Errion, acquiesça en hochant la tête plusieurs fois de suite. Il jeta d’une manière peu orthodoxe le contenu d’un verre d’eau dans ce grand pot rempli d’huile ou flottait une mèche enflammée. La pénombre du jour naissant fit disparaître les ombres dansantes de la flamme. Un voile pudique. A pas glissants, Errion alla ensuite tirer un grand rideau devant sa fenêtre. Ses mains barbouillées de peinture laissèrent de nombreuses taches rouges sur le tissus. Ferme son tombeau. Il s’effondra sur le lit, les bras en croix, le visage tourné vers le plafond.

« Je ne vais certainement pas tarder à m’endormir. » Il ricana. Rire aigre, rire amer, rire horrible pour Galwyn, car ce rire était une folie pure. « Oui, dormir. Dormir. Dormir pour rêver. Rêver pour chercher, encore. Chercher toujours. Je vais rêver de ma toile. Ma toile. Ma toile blanche. »

Galwyn se figea.

D’où vient sa perfection ?

« Toujours blanche. »

Ce n’est pas ça qui fait sa perfection, tu le sais.

Errion avait fermé les yeux et parlait d’une voix si harassée que son fils ne voulut rien répondre pour ne plus avoir à entendre encore cette sonorité si morte . Il allait s’en aller lorsque le grincement de la porte sembla faire réagir Errion, qui l’interpella :

« Galwyn ? »

Son ton retrouva une tonalité plus familière, plus rassurante.

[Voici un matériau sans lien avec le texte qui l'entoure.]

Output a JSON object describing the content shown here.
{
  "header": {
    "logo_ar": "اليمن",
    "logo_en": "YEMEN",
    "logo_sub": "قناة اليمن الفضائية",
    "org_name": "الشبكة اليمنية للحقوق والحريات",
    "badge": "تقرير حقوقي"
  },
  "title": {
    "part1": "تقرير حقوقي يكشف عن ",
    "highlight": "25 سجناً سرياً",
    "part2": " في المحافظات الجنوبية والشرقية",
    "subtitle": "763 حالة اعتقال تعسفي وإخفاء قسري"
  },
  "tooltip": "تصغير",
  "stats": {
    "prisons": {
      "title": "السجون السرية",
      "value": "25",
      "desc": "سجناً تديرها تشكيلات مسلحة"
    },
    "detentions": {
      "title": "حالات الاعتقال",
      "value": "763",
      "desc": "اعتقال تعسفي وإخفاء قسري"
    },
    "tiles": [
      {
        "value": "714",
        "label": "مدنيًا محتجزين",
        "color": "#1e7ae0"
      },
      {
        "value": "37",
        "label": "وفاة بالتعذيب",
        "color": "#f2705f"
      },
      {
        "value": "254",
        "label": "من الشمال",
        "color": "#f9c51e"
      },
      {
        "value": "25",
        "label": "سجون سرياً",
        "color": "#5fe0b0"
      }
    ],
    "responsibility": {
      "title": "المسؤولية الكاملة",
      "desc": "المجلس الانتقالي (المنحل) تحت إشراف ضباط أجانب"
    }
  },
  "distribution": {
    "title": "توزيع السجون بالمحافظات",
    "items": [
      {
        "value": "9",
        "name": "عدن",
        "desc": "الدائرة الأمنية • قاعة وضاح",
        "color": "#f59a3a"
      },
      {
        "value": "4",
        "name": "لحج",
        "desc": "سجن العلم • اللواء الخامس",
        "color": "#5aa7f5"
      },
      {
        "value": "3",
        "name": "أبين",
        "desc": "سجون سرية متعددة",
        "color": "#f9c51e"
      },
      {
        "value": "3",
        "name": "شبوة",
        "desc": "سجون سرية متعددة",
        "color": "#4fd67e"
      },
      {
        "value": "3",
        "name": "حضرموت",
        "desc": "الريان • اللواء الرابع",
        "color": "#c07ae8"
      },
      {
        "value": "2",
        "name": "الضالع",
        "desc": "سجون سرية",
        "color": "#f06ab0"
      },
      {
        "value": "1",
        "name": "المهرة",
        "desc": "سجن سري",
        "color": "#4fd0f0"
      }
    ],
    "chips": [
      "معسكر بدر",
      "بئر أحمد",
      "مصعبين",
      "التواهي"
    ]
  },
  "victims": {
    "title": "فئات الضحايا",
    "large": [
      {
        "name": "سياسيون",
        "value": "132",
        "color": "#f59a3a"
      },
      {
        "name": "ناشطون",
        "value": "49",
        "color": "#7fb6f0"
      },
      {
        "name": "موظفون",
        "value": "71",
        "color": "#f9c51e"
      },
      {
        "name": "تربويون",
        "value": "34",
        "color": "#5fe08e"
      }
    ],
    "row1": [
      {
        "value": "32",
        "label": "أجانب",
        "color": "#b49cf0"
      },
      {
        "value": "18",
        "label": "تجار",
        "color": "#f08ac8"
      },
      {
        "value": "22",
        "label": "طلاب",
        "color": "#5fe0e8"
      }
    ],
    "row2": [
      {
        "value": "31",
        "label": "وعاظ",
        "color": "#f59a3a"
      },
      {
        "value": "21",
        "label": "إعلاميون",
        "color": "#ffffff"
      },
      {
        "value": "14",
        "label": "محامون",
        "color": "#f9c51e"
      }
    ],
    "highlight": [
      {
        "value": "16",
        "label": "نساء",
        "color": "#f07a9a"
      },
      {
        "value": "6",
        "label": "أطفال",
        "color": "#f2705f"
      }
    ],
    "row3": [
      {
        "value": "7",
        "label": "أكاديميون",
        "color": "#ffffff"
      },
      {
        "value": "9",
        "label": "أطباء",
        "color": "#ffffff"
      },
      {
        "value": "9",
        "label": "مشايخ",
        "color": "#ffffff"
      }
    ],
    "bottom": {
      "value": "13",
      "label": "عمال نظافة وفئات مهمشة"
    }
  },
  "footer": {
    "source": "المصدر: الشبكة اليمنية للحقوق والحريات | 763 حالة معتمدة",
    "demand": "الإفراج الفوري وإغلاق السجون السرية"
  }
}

Il eut un silence si long que le jeune homme crut son père endormi.

« Tu dois me comprendre. Je t’en prie. »

Vite. Vite !

Le jeune homme tira la porte et s’en alla d’un pas précipité vers l’extérieur. La vie a besoin de tuer la pureté pour s’exprimer. Arrivé en bas, il ne fit même pas attention à la bonne des Mairyda qui balayait sur le palier. L’énorme femme lui demanda s’il avait bien dormi, lui dit qu’il avait la peau bien blanche, et lui assura qu’elle monterait bien à la même heure que d’habitude s’occuper Sarhen. En le voyant s’éloigner sans un seul mot à son encontre, elle secoua la tête d’un air désolé. Dehors, la morsure du froid rassura le jeune homme. Il aimait cette température glaciale et resta un moment à observer le souffle chaud qui sortait de sa bouche.